Yvonne Green, one of the leaders of the group, said marchers will head south down Main Street, to the parking lot of the city municipal building — a walk of about 10-15 minutes for most people. Afterward, there will be a rally at the city municipal building.
“The community is invited to bring their lawn chairs and attend this free event which consists of keynote speakers, live entertainment and refreshments,” the group said in a written statement announcing the event. “The primary focus will be to attract new voters during the group’s first time voter registration drive.”
Green said the speakers will include a commissioner from Pilot Mountain, as well as “motivational and inspirational speakers.”
She also said the mayor’s removal is no longer a central issue for the group.
“We originally wanted to do that, when we saw on the city’s website that the mayor’s term was listed as ending in 2019. But the term ends in 2017…so now we’re just really trying to promote voter registration, (and) people being aware of who they are voting for.”
The Facebook Group, which appears to have around 1,100 members, sprung to life after Rowe was quoted in the Washington Post making comments many found offensive.
“African Americans often bring hardship on themselves,” he was quoted as saying, as well as “…when you see an African American boy with pants at their knees, you can’t appreciate them.”
The article quoted others making racially insensitive remarks as well, including a local minister’s wife who made similar statements about her belief that African-Americans often bring trouble and need upon themselves, but it was the mayor’s statements that captured most of the ire of local residents.
Rowe has since apologized for the remarks, an apology officially accepted by local NAACP leaders, and Rowe has been active in forming and leading the group Hope for the City. The 20-person committee is made up of people from different cultural, ethnic, and socio-economic backgrounds.
The mayor said the committee’s purpose is to improve race relations in the city.
“We are positioned to address the hurt, anger and controversy that have arisen among us,” Rowe said in talking about the group recently. “By working together in good faith and commitment to create a hometown suited for its entire people, we will create an atmosphere which embraces the talents, skills, abilities and ideas found in a diverse society.
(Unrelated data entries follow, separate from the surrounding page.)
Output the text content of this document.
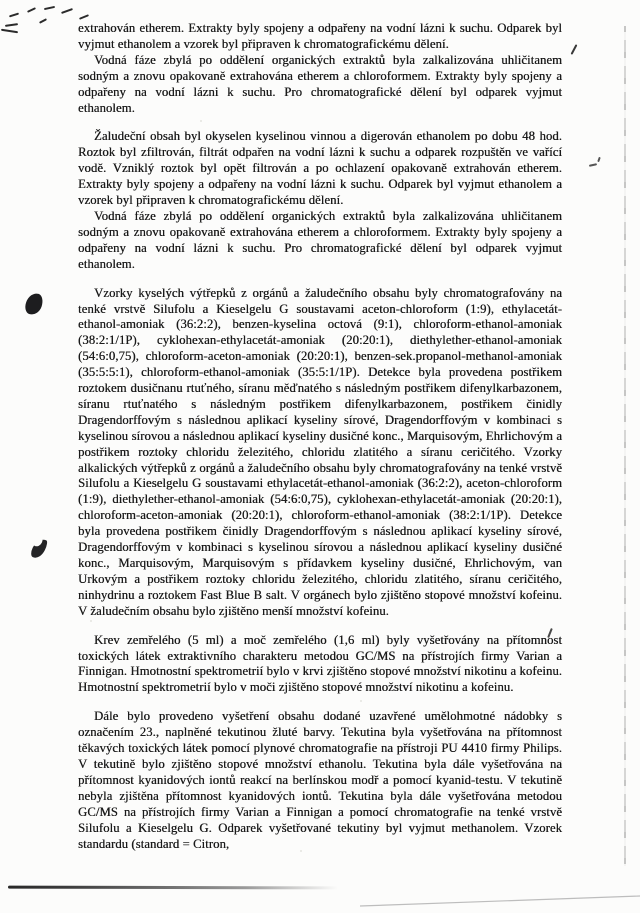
extrahován etherem. Extrakty byly spojeny a odpařeny na vodní lázni k suchu. Odparek byl vyjmut ethanolem a vzorek byl připraven k chromatografickému dělení.

Vodná fáze zbylá po oddělení organických extraktů byla zalkalizována uhličitanem sodným a znovu opakovaně extrahována etherem a chloroformem. Extrakty byly spojeny a odpařeny na vodní lázni k suchu. Pro chromatografické dělení byl odparek vyjmut ethanolem.

Žaludeční obsah byl okyselen kyselinou vinnou a digerován ethanolem po dobu 48 hod. Roztok byl zfiltrován, filtrát odpařen na vodní lázni k suchu a odparek rozpuštěn ve vařící vodě. Vzniklý roztok byl opět filtrován a po ochlazení opakovaně extrahován etherem. Extrakty byly spojeny a odpařeny na vodní lázni k suchu. Odparek byl vyjmut ethanolem a vzorek byl připraven k chromatografickému dělení.

Vodná fáze zbylá po oddělení organických extraktů byla zalkalizována uhličitanem sodným a znovu opakovaně extrahována etherem a chloroformem. Extrakty byly spojeny a odpařeny na vodní lázni k suchu. Pro chromatografické dělení byl odparek vyjmut ethanolem.

Vzorky kyselých výtřepků z orgánů a žaludečního obsahu byly chromatografovány na tenké vrstvě Silufolu a Kieselgelu G soustavami aceton-chloroform (1:9), ethylacetát-ethanol-amoniak (36:2:2), benzen-kyselina octová (9:1), chloroform-ethanol-amoniak (38:2:1/1P), cyklohexan-ethylacetát-amoniak (20:20:1), diethylether-ethanol-amoniak (54:6:0,75), chloroform-aceton-amoniak (20:20:1), benzen-sek.propanol-methanol-amoniak (35:5:5:1), chloroform-ethanol-amoniak (35:5:1/1P). Detekce byla provedena postřikem roztokem dusičnanu rtuťného, síranu měďnatého s následným postřikem difenylkarbazonem, síranu rtuťnatého s následným postřikem difenylkarbazonem, postřikem činidly Dragendorffovým s následnou aplikací kyseliny sírové, Dragendorffovým v kombinaci s kyselinou sírovou a následnou aplikací kyseliny dusičné konc., Marquisovým, Ehrlichovým a postřikem roztoky chloridu železitého, chloridu zlatitého a síranu ceričitého. Vzorky alkalických výtřepků z orgánů a žaludečního obsahu byly chromatografovány na tenké vrstvě Silufolu a Kieselgelu G soustavami ethylacetát-ethanol-amoniak (36:2:2), aceton-chloroform (1:9), diethylether-ethanol-amoniak (54:6:0,75), cyklohexan-ethylacetát-amoniak (20:20:1), chloroform-aceton-amoniak (20:20:1), chloroform-ethanol-amoniak (38:2:1/1P). Detekce byla provedena postřikem činidly Dragendorffovým s následnou aplikací kyseliny sírové, Dragendorffovým v kombinaci s kyselinou sírovou a následnou aplikací kyseliny dusičné konc., Marquisovým, Marquisovým s přídavkem kyseliny dusičné, Ehrlichovým, van Urkovým a postřikem roztoky chloridu železitého, chloridu zlatitého, síranu ceričitého, ninhydrinu a roztokem Fast Blue B salt. V orgánech bylo zjištěno stopové množství kofeinu. V žaludečním obsahu bylo zjištěno menší množství kofeinu.

Krev zemřelého (5 ml) a moč zemřelého (1,6 ml) byly vyšetřovány na přítomnost toxických látek extraktivního charakteru metodou GC/MS na přístrojích firmy Varian a Finnigan. Hmotnostní spektrometrií bylo v krvi zjištěno stopové množství nikotinu a kofeinu. Hmotnostní spektrometrií bylo v moči zjištěno stopové množství nikotinu a kofeinu.

Dále bylo provedeno vyšetření obsahu dodané uzavřené umělohmotné nádobky s označením 23., naplněné tekutinou žluté barvy. Tekutina byla vyšetřována na přítomnost těkavých toxických látek pomocí plynové chromatografie na přístroji PU 4410 firmy Philips. V tekutině bylo zjištěno stopové množství ethanolu. Tekutina byla dále vyšetřována na přítomnost kyanidových iontů reakcí na berlínskou modř a pomocí kyanid-testu. V tekutině nebyla zjištěna přítomnost kyanidových iontů. Tekutina byla dále vyšetřována metodou GC/MS na přístrojích firmy Varian a Finnigan a pomocí chromatografie na tenké vrstvě Silufolu a Kieselgelu G. Odparek vyšetřované tekutiny byl vyjmut methanolem. Vzorek standardu (standard = Citron,
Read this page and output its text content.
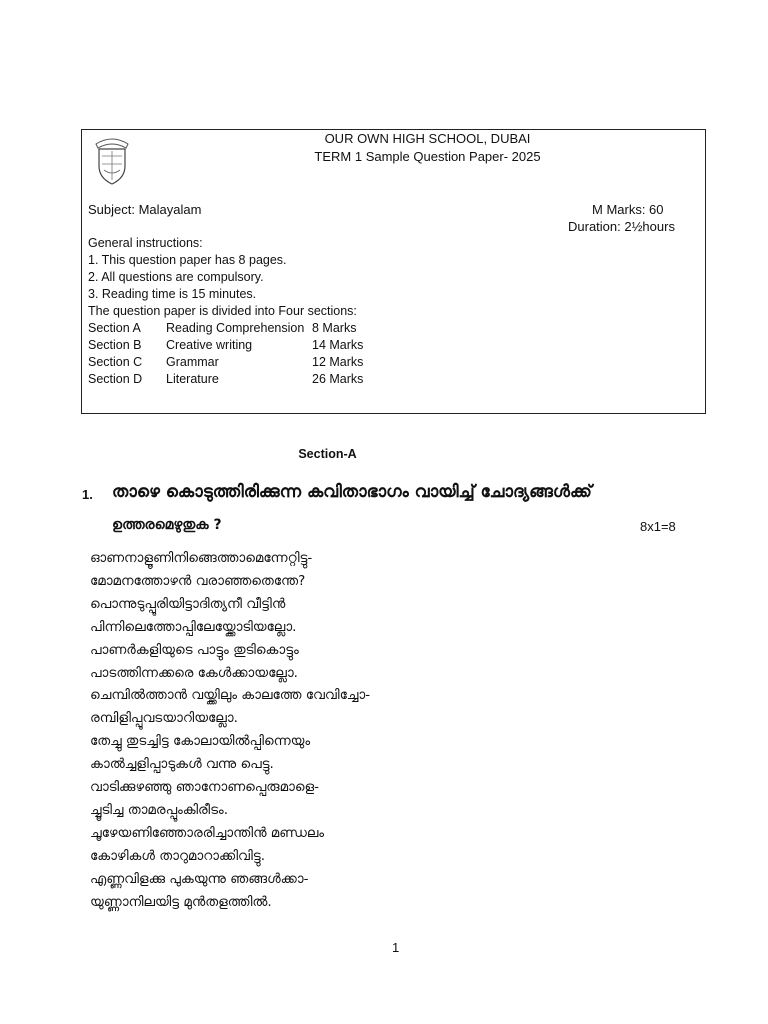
OUR OWN HIGH SCHOOL, DUBAI
TERM 1 Sample Question Paper- 2025
Subject: Malayalam	M Marks: 60
Duration: 2½hours
General instructions:
1. This question paper has 8 pages.
2. All questions are compulsory.
3. Reading time is 15 minutes.
The question paper is divided into Four sections:
Section A	Reading Comprehension	8 Marks
Section B	Creative writing	14 Marks
Section C	Grammar	12 Marks
Section D	Literature	26 Marks
Section-A
1. താഴെ കൊടുത്തിരിക്കുന്ന കവിതാഭാഗം വായിച്ച് ചോദ്യങ്ങൾക്ക്
ഉത്തരമെഴുതുക ?	8x1=8
ഓണനാളൂണിനിങ്ങെത്താമെന്നേറ്റിട്ടു-
മോമനത്തോഴൻ വരാഞ്ഞതെന്തേ?
പൊന്നുടുപ്പൂരിയിട്ടാദിത്യനീ വീട്ടിൻ
പിന്നിലെത്തോപ്പിലേയ്ക്കോടിയല്ലോ.
പാണർകളിയുടെ പാട്ടും തുടികൊട്ടും
പാടത്തിന്നക്കരെ കേൾക്കായല്ലോ.
ചെമ്പിൽത്താൻ വയ്ക്കിലും കാലത്തേ വേവിച്ചോ-
രമ്പിളിപ്പൂവടയാറിയല്ലോ.
തേച്ചു തുടച്ചിട്ട കോലായിൽപ്പിന്നെയും
കാൽച്ചളിപ്പാടുകൾ വന്നു പെട്ടു.
വാടിക്കുഴഞ്ഞു ഞാനോണപ്പെരുമാളെ-
ച്ചൂടിച്ച താമരപ്പൂംകിരീടം.
ചൂഴേയണിഞ്ഞോരരിച്ചാന്തിൻ മണ്ഡലം
കോഴികൾ താറുമാറാക്കിവിട്ടു.
എണ്ണവിളക്കു പുകയുന്നു ഞങ്ങൾക്കാ-
യുണ്ണാനിലയിട്ട മുൻതളത്തിൽ.
1
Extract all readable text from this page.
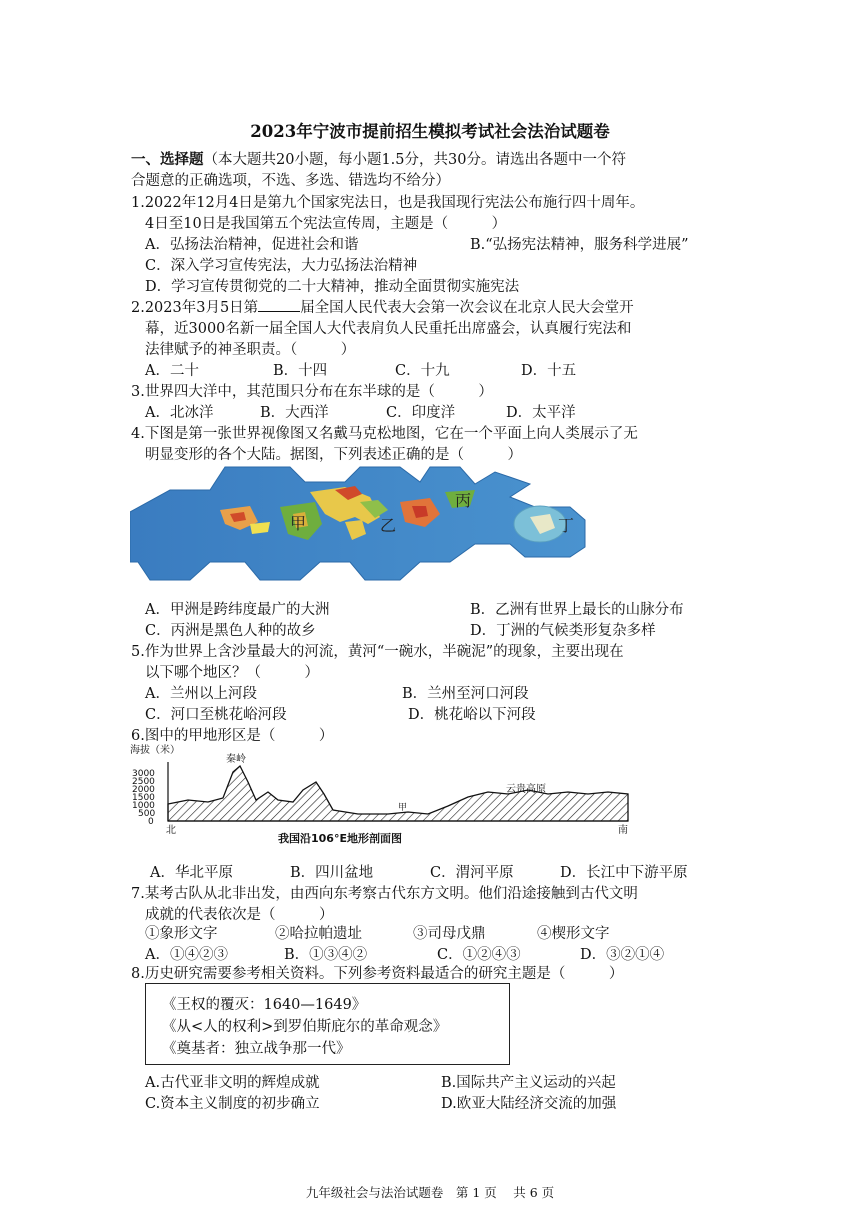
2023年宁波市提前招生模拟考试社会法治试题卷
一、选择题（本大题共20小题，每小题1.5分，共30分。请选出各题中一个符
合题意的正确选项，不选、多选、错选均不给分）
1.2022年12月4日是第九个国家宪法日，也是我国现行宪法公布施行四十周年。
4日至10日是我国第五个宪法宣传周，主题是（　　　）
A．弘扬法治精神，促进社会和谐	B.“弘扬宪法精神，服务科学进展”
C．深入学习宣传宪法，大力弘扬法治精神
D．学习宣传贯彻党的二十大精神，推动全面贯彻实施宪法
2.2023年3月5日第	届全国人民代表大会第一次会议在北京人民大会堂开
幕，近3000名新一届全国人大代表肩负人民重托出席盛会，认真履行宪法和
法律赋予的神圣职责。（　　　）
A．二十	B．十四	C．十九	D．十五
3.世界四大洋中，其范围只分布在东半球的是（　　　）
A．北冰洋	B．大西洋	C．印度洋	D．太平洋
4.下图是第一张世界视像图又名戴马克松地图，它在一个平面上向人类展示了无
明显变形的各个大陆。据图，下列表述正确的是（　　　）
甲	乙
丙
丁
A．甲洲是跨纬度最广的大洲	B．乙洲有世界上最长的山脉分布
C．丙洲是黑色人种的故乡	D．丁洲的气候类形复杂多样
5.作为世界上含沙量最大的河流，黄河“一碗水，半碗泥”的现象，主要出现在
以下哪个地区？（　　　）
A．兰州以上河段	B．兰州至河口河段
C．河口至桃花峪河段	D．桃花峪以下河段
6.图中的甲地形区是（　　　）
海拔（米）
3000
2500
2000
1500
1000
500
0
秦岭
云贵高原
甲
北	南
我国沿106°E地形剖面图
A．华北平原	B．四川盆地	C．渭河平原	D．长江中下游平原
7.某考古队从北非出发，由西向东考察古代东方文明。他们沿途接触到古代文明
成就的代表依次是（　　　）
①象形文字	②哈拉帕遗址	③司母戊鼎	④楔形文字
A．①④②③	B．①③④②	C．①②④③	D．③②①④
8.历史研究需要参考相关资料。下列参考资料最适合的研究主题是（　　　）
《王权的覆灭：1640—1649》
《从<人的权利>到罗伯斯庇尔的革命观念》
《奠基者：独立战争那一代》
A.古代亚非文明的辉煌成就	B.国际共产主义运动的兴起
C.资本主义制度的初步确立	D.欧亚大陆经济交流的加强
九年级社会与法治试题卷　第 1 页　 共 6 页
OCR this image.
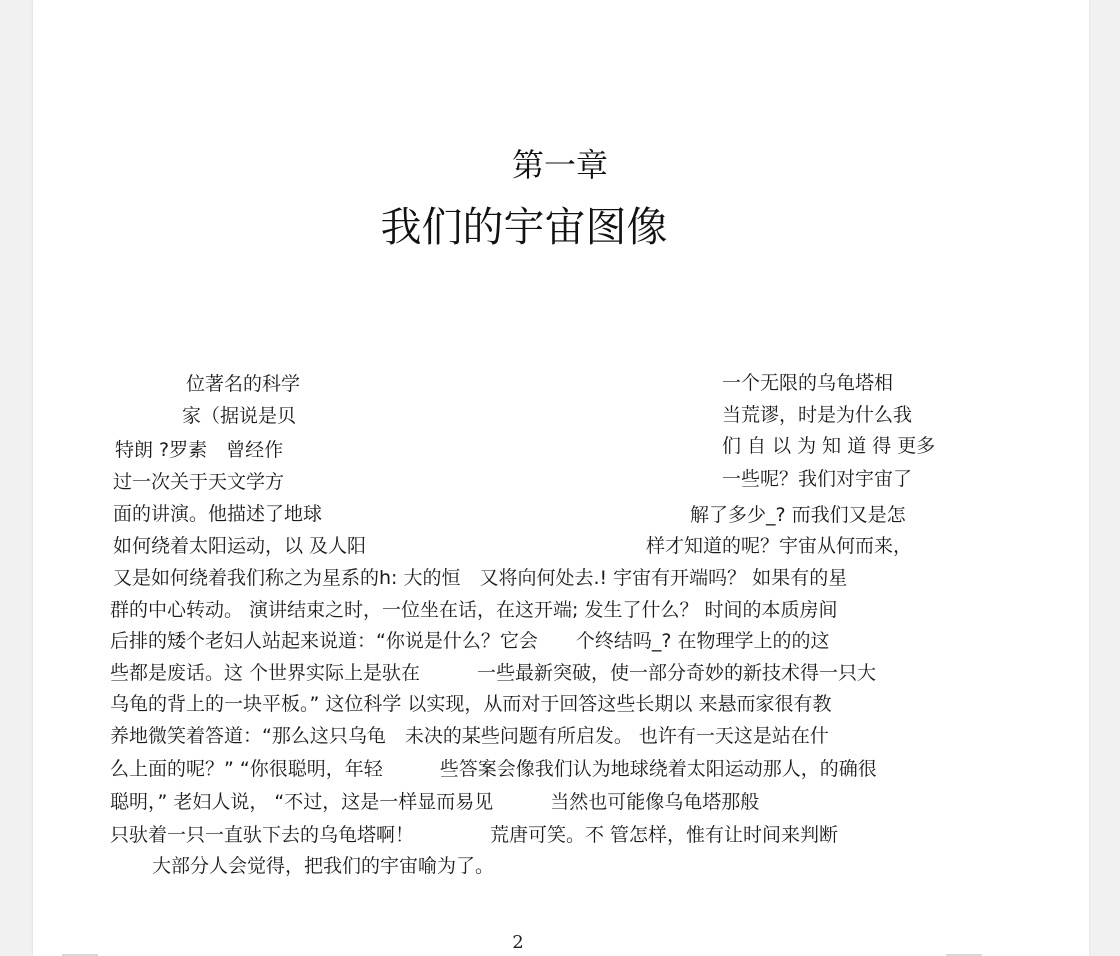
第一章
我们的宇宙图像
位著名的科学
家（据说是贝
特朗 ?罗素　曾经作
过一次关于天文学方
面的讲演。他描述了地球
如何绕着太阳运动，以 及人阳
一个无限的乌龟塔相
当荒谬，时是为什么我
们 自 以 为 知 道 得 更多
一些呢？我们对宇宙了
解了多少_? 而我们又是怎
样才知道的呢？宇宙从何而来，
又是如何绕着我们称之为星系的h: 大的恒　又将向何处去.! 宇宙有开端吗？ 如果有的星
群的中心转动。 演讲结束之时，一位坐在话，在这开端; 发生了什么？ 时间的本质房间
后排的矮个老妇人站起来说道：“你说是什么？它会　　个终结吗_? 在物理学上的的这
些都是废话。这 个世界实际上是驮在　　　一些最新突破，使一部分奇妙的新技术得一只大
乌龟的背上的一块平板。” 这位科学 以实现，从而对于回答这些长期以 来悬而家很有教
养地微笑着答道：“那么这只乌龟　未决的某些问题有所启发。 也许有一天这是站在什
么上面的呢？” “你很聪明，年轻　　　些答案会像我们认为地球绕着太阳运动那人，的确很
聪明，” 老妇人说， “不过，这是一样显而易见　　　当然也可能像乌龟塔那般
只驮着一只一直驮下去的乌龟塔啊！　　　　荒唐可笑。不 管怎样，惟有让时间来判断
大部分人会觉得，把我们的宇宙喻为了。
2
“We will explore new opportunities for cultural, social and economic growth,” he said.
Thus far, the Citizens Unite effort has remained separate from that of the Hope for the City organization. Organizers say one difference is that rather than being an “official” agency, it’s more of a grassroots effort that grew from care and concern of many individuals.
“The wholesome image of Andy Griffith’s hometown Mayberry has forever been shattered,” the group said in response to the Washington Post article. “The public outcry from the citizens of Mount Airy is deafening. Many citizens are outraged to be characterized as racists, while others are supporting the Mayor (who has publicly apologized to the community since the incident).
“Citizens Unite for Love and Community is the grassroots movement that has emerged in the aftermath of the statements made in the Washington Post article. The mission of Citizens Unite is to ensure equal rights through eliminating race-based discrimination, encouraging acceptance and promoting involvement in local government.”